Force majeure (“superior force”) clauses can limit your liability in the event of a hurricane or other damaging weather event like we know all too well in Mississippi. It may also be able to help you if there’s an unexpected shortage of material or labor.
Force majeure clauses, like all provisions in a contract, need to be well thought out. It’s best that they aren’t too broad or too specific. However, you need to specify some things – like when the force majeure clause would go into effect. It’s also wise to include details like who needs to be notified if the clause is invoked and how soon. You should also describe the parties’ obligations regarding things like payment if the project needs to be delayed or even scrapped.
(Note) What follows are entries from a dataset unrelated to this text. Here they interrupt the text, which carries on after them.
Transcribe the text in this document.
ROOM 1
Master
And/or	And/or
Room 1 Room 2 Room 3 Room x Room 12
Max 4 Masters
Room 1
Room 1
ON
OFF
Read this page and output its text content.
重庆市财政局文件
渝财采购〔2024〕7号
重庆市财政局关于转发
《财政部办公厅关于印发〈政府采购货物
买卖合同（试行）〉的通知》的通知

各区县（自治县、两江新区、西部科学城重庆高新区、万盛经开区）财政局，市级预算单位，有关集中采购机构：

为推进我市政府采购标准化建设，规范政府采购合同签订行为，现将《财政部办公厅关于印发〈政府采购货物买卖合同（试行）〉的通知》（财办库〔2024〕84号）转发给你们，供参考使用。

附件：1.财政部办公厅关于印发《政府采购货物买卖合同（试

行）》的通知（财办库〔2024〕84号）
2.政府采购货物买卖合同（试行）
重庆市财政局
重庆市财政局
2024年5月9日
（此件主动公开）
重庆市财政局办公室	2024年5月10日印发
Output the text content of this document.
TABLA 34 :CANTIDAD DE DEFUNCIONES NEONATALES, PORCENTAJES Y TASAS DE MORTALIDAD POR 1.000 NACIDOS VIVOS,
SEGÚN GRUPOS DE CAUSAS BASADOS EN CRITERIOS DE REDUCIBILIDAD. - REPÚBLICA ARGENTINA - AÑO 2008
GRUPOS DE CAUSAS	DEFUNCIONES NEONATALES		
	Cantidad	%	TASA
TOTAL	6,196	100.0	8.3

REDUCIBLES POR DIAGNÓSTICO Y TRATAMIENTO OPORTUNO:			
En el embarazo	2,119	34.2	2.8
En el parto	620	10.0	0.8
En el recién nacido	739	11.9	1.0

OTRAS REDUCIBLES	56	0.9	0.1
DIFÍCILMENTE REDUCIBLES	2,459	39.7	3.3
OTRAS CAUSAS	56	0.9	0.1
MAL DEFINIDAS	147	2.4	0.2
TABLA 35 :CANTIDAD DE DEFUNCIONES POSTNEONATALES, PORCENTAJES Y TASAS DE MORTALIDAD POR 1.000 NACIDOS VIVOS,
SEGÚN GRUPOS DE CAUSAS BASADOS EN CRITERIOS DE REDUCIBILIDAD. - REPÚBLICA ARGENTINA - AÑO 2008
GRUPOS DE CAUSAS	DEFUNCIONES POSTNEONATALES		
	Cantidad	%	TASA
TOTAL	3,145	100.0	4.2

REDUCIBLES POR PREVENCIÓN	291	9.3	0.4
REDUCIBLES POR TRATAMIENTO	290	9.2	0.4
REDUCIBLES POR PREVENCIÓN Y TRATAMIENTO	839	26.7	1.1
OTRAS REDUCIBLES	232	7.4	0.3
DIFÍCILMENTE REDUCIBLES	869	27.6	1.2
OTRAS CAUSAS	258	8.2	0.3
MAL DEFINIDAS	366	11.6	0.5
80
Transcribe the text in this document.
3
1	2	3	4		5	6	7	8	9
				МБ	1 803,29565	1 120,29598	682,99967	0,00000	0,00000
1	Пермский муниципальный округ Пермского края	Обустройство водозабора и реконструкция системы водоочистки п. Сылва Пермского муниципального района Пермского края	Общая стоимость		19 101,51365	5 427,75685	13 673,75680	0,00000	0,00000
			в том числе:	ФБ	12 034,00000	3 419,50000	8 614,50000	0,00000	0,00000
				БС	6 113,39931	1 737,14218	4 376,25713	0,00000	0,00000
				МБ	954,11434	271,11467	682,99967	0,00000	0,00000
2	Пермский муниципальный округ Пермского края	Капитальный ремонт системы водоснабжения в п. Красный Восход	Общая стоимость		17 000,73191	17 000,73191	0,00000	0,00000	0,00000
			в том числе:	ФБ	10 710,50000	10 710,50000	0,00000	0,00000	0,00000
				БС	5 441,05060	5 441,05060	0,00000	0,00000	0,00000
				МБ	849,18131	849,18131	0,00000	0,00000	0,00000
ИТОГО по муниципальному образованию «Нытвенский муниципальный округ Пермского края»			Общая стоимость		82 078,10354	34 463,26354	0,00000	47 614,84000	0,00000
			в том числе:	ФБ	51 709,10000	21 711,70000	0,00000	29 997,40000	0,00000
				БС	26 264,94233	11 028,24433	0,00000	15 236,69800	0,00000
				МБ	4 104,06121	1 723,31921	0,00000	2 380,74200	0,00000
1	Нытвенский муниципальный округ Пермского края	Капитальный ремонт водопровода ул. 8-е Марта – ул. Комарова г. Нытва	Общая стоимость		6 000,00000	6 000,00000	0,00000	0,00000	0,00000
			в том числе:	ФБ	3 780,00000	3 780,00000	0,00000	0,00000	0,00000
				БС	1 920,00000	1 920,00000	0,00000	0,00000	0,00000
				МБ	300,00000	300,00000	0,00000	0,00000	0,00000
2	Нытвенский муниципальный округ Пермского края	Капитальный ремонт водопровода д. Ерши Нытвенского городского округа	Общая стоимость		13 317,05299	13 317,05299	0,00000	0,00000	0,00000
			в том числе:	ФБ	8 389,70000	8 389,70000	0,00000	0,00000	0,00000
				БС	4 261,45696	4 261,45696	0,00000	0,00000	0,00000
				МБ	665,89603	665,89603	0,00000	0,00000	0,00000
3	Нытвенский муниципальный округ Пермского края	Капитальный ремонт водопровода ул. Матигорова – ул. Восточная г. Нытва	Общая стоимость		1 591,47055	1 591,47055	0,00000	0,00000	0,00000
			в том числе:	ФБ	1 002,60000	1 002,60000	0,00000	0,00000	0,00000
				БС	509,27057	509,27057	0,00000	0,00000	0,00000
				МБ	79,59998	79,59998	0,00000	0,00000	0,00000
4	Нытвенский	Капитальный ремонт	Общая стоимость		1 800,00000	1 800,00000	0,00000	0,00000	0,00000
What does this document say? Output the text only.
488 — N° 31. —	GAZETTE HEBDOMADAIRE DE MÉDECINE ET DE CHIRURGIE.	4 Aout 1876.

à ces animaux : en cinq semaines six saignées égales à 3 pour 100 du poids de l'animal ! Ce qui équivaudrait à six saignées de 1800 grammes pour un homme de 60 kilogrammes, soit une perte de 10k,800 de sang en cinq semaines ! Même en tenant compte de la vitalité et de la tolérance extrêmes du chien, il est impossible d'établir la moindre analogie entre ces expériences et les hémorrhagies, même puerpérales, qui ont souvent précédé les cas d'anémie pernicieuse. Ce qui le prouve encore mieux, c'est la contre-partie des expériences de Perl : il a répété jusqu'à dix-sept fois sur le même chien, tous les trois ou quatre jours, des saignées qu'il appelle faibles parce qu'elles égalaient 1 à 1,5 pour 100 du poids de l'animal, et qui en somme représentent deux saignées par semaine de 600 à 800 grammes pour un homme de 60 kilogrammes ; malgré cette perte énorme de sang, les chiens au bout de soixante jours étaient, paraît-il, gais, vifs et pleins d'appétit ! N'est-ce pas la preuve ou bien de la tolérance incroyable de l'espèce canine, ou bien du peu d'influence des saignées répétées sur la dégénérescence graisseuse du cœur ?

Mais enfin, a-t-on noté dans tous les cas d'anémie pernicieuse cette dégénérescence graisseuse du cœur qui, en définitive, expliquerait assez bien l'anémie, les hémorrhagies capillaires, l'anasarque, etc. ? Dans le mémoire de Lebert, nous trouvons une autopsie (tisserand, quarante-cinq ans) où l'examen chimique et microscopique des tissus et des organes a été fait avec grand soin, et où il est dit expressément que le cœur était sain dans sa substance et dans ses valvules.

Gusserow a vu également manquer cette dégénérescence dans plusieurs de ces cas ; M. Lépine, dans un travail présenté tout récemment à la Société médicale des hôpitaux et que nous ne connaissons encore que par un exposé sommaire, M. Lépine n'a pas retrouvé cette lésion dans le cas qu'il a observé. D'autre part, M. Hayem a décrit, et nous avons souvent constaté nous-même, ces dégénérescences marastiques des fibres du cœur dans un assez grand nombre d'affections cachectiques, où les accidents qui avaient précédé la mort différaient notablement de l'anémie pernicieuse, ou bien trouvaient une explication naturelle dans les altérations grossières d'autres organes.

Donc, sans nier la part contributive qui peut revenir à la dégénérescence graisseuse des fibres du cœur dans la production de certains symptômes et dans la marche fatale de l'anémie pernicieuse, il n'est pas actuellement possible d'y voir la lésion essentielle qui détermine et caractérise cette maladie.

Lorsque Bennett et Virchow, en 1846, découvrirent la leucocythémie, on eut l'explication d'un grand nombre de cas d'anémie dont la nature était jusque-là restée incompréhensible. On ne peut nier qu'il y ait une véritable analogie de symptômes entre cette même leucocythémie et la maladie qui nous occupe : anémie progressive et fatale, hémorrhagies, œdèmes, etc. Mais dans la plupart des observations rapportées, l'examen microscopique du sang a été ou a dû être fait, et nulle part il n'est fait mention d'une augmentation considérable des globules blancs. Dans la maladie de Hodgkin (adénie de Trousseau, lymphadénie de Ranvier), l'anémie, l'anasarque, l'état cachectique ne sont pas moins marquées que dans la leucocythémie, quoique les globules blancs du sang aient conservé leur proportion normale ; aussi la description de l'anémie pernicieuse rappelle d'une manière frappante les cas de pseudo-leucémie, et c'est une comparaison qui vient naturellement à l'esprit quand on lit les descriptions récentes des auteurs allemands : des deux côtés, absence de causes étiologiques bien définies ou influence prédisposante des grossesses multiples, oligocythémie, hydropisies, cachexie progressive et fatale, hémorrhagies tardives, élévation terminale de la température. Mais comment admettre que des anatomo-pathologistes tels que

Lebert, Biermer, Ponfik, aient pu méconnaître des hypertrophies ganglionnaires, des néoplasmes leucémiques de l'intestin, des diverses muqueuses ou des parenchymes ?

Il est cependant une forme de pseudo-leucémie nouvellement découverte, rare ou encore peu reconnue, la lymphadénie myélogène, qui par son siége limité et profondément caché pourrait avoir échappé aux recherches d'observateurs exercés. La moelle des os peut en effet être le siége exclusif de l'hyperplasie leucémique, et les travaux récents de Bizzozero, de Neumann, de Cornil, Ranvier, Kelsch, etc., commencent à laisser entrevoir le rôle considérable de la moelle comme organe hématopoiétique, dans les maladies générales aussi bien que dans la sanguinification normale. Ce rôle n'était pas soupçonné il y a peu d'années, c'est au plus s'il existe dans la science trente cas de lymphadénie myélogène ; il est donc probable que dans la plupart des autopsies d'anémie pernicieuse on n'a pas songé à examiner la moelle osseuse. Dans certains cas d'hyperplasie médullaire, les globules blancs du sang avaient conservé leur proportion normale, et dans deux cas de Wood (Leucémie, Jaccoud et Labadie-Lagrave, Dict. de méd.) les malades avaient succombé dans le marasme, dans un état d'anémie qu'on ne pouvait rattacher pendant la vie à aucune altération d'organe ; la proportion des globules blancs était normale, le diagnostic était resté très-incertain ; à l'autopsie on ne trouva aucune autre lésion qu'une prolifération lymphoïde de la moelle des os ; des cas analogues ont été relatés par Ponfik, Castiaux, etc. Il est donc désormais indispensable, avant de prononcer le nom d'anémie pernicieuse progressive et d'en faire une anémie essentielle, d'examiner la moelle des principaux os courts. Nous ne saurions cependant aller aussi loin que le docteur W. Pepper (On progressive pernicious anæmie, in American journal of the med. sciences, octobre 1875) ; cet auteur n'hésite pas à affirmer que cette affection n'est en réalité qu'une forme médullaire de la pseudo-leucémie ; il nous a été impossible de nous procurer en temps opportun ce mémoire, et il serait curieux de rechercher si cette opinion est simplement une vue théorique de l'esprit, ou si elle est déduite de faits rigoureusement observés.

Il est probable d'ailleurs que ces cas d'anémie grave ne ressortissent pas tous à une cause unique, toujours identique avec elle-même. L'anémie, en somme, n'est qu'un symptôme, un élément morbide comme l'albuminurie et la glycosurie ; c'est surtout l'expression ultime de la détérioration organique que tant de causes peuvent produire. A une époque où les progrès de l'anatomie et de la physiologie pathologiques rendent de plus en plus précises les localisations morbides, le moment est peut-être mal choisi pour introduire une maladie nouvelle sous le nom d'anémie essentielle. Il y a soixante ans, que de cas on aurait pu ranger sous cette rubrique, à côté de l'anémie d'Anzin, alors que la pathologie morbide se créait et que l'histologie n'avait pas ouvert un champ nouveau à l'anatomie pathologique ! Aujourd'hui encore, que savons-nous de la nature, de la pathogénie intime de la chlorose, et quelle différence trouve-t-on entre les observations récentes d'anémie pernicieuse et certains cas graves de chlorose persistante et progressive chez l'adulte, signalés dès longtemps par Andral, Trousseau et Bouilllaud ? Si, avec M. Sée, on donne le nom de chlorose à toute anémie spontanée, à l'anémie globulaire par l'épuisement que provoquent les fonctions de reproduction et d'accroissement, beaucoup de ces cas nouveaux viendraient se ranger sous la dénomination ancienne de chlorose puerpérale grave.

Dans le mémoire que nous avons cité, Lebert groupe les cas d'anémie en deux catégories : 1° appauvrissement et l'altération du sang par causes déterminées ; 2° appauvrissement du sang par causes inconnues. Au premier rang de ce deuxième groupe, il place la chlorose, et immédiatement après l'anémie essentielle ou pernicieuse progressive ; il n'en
A Force Majeure Clause Isn’t Guaranteed Protection Against Liability
Including a force majeure clause in your contracts is crucial. However, it doesn’t always protect you from liability. For example, if your customer can show that you could or should have foreseen and planned for an unexpected event (like a materials shortage or labor strike), they can argue that the force majeure clause doesn’t apply.
Invoking a force majeure clause should be your last resort. It’s typically best to keep the lines of communication open and reassure them that you are committed to the project. However, it’s nonetheless crucial to have a legally sound force majeure clause in your contracts.